Après l’incubation, centrifuger les billes pendant 30 secondes au RCF désigné. Après le premier essorage, retirer 50 microlitres de surnageant, puis ajouter 200 microlitres de PRB et mélanger par pipetage vigoureux. Pour les prochains tours, retirez 200 microlitres de PRB et ajoutez 200 microlitres supplémentaires après le deuxième et le troisième spin et ajoutez 220 microlitres de PRB après le quatrième spin.
Si vous effectuez un essai de compétition avec plusieurs tailles de billes, préparez la réaction en mélangeant des volumes égaux de chaque taille de bille et en diluant 29 microlitres de ce mélange de billes avec 721 microlitres de tampon de réaction, puis ajoutez 75 microlitres de billes diluées et 25 microlitres de protéine diluée dans du BSR dans les puits et mélangez. Si vous mesurez des septines à l’état d’équilibre, incuber le mélange à température ambiante pendant une heure, puis imager par microscopie confocale ou près de la FRBR. Les micrographies TIRF de SLB planaires incubés avec des septines montrées en vert ont montré une distribution homogène des protéines.

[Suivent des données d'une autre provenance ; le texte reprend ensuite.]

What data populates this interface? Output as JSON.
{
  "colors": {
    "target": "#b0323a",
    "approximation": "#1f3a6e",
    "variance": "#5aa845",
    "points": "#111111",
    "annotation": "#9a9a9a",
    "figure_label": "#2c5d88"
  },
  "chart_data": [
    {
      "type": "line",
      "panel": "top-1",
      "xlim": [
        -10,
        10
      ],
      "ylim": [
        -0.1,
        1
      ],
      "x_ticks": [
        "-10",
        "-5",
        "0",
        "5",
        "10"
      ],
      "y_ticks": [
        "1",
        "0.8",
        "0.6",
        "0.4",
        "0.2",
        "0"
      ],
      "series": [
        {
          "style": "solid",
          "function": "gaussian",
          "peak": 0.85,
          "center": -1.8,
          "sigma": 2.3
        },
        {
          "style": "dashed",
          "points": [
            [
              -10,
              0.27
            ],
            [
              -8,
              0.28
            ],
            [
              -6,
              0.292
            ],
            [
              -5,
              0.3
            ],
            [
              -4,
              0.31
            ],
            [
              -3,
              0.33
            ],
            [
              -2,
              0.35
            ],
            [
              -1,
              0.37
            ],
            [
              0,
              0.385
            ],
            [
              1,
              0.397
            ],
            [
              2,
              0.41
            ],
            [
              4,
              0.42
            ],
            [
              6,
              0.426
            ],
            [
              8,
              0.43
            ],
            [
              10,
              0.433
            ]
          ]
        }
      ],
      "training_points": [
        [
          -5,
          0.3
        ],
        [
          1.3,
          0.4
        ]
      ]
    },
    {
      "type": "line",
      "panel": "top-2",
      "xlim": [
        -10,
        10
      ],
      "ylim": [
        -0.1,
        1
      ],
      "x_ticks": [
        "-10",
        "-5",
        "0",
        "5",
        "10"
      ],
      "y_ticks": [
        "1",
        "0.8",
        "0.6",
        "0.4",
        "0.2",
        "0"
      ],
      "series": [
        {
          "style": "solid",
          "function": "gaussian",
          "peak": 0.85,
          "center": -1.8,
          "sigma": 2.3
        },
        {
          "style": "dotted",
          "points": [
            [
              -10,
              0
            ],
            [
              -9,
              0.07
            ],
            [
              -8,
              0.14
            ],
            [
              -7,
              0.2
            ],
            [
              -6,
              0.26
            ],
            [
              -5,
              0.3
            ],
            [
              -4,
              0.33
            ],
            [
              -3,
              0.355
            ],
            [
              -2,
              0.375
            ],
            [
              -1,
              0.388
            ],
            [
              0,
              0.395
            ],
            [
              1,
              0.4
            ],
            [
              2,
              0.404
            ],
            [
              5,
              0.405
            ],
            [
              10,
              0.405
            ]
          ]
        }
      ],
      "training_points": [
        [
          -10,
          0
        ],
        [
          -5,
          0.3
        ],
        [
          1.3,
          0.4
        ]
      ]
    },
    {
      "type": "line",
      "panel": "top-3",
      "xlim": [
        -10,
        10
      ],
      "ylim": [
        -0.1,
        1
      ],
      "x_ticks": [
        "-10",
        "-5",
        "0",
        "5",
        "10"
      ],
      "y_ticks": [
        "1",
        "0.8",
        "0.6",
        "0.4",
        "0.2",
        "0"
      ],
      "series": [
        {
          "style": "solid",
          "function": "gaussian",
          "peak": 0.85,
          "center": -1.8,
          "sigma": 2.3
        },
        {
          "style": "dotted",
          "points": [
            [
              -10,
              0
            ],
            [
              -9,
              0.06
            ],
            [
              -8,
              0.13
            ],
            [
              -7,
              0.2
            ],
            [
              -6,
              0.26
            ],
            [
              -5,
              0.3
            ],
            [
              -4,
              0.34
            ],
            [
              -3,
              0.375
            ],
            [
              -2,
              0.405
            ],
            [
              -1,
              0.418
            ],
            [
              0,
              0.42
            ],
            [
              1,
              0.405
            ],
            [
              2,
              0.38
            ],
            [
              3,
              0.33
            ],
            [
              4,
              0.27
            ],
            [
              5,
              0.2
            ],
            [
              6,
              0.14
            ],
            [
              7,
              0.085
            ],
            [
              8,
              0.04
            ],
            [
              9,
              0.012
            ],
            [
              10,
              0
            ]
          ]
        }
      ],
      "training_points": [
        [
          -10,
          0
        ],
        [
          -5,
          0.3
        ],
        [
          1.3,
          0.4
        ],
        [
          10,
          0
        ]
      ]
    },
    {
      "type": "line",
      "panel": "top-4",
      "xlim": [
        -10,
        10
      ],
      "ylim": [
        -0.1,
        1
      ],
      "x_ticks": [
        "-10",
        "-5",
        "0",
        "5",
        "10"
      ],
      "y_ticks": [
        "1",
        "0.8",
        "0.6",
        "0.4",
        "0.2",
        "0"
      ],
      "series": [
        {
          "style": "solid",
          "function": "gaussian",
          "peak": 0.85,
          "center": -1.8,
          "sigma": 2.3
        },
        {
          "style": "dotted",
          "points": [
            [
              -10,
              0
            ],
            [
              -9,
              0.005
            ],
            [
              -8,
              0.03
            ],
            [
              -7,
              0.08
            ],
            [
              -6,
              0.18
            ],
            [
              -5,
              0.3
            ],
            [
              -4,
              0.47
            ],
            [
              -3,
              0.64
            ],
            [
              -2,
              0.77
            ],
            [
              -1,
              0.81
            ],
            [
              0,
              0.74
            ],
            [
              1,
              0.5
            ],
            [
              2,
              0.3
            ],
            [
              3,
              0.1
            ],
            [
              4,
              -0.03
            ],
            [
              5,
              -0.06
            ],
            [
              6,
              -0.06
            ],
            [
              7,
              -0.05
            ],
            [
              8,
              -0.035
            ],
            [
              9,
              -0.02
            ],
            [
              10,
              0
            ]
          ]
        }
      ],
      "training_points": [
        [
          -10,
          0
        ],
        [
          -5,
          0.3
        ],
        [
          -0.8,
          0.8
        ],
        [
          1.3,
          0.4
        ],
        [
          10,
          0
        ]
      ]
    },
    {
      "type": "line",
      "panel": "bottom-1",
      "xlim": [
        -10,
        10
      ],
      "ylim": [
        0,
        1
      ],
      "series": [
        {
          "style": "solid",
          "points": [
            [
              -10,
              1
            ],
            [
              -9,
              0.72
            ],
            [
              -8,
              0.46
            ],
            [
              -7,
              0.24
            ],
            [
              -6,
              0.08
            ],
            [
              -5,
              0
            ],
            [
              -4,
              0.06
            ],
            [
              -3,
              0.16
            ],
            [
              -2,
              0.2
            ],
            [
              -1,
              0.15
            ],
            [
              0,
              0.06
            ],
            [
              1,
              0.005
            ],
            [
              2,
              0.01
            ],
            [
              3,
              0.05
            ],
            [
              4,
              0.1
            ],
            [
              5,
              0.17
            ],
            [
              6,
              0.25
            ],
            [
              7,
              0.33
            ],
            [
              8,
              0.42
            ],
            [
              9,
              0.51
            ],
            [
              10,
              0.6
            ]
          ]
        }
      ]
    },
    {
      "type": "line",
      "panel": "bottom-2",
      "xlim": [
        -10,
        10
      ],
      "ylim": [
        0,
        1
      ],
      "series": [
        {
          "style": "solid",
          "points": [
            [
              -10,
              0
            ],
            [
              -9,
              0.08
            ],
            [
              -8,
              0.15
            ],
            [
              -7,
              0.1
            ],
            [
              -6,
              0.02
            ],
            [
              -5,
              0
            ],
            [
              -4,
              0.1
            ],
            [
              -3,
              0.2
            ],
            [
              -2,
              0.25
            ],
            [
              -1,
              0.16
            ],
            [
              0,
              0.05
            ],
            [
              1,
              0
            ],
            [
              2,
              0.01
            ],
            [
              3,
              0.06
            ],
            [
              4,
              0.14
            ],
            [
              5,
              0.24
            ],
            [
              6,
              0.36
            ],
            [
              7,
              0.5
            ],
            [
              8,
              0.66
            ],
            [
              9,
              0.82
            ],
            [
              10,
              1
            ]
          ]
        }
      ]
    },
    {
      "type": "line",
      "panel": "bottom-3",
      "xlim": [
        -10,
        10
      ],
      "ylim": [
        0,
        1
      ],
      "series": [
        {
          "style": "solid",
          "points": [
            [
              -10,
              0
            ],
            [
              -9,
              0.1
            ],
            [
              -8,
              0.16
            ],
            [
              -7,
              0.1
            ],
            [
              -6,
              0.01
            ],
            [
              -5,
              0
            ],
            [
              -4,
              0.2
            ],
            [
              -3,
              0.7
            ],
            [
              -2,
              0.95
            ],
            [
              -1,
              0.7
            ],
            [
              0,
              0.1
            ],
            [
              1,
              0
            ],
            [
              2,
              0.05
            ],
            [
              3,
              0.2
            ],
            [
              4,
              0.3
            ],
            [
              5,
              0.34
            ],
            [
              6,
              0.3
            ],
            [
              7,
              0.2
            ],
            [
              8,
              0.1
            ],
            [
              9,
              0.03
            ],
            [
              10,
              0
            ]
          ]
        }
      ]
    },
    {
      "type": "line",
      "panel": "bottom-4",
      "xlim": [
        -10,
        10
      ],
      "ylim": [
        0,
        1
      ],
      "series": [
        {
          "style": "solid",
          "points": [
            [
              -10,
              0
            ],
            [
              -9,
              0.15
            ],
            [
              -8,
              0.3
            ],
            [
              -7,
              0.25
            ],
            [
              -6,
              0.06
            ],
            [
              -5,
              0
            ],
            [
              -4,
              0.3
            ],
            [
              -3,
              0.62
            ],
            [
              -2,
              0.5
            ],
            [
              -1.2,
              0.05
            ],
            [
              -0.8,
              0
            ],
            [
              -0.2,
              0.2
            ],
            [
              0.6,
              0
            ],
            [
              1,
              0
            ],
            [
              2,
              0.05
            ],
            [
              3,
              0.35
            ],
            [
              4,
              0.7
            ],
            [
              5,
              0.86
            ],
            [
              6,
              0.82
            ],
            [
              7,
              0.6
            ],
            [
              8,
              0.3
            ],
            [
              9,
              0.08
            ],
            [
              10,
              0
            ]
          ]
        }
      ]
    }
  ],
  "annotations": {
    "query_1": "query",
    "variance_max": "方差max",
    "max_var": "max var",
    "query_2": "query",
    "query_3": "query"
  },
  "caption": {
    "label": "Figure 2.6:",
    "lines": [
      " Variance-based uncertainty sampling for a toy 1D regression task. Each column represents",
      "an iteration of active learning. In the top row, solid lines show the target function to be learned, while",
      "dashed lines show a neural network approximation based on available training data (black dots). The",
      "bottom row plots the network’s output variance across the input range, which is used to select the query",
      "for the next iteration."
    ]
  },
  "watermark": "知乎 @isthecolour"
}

Les SLB fabriqués avec des lamelles de verre mal nettoyées présentaient des trous ou des trous dans la bicouche dans les régions de faible septine. Les liposomes non éclatés et tubulés peuvent s’accumuler à la surface si de vieux liposomes sont utilisés ou si les lavages ne sont pas stricts. Dans les micrographies de microsphères recouvertes de lipides, visualisées à l’aide de rhodamine PE a montré un dépôt bicouche lisse.
Les supports sphériques étaient uniformément recouverts par la membrane et il y avait peu de grappes de perles. Un lavage insuffisant de l’excès de lipides a entraîné un revêtement membranaire inégal observé par des amas lipidiques et une mauvaise manipulation a causé des lacunes dans la bicouche. Un mélange insuffisant des billes a provoqué une agglutination, ce qui n’est pas idéal pour mesurer l’absorption totale des protéines.
En utilisant les bicouches lipidiques prises en charge présentées ici, d’autres méthodes telles que la microscopie d’imagerie à durée de vie de fluorescence, la cytométrie de masse des membranes et la microscopie à force atomique à grande vitesse peuvent être effectuées pour examiner différentes dynamiques protéine-protéine ou protéine-membrane.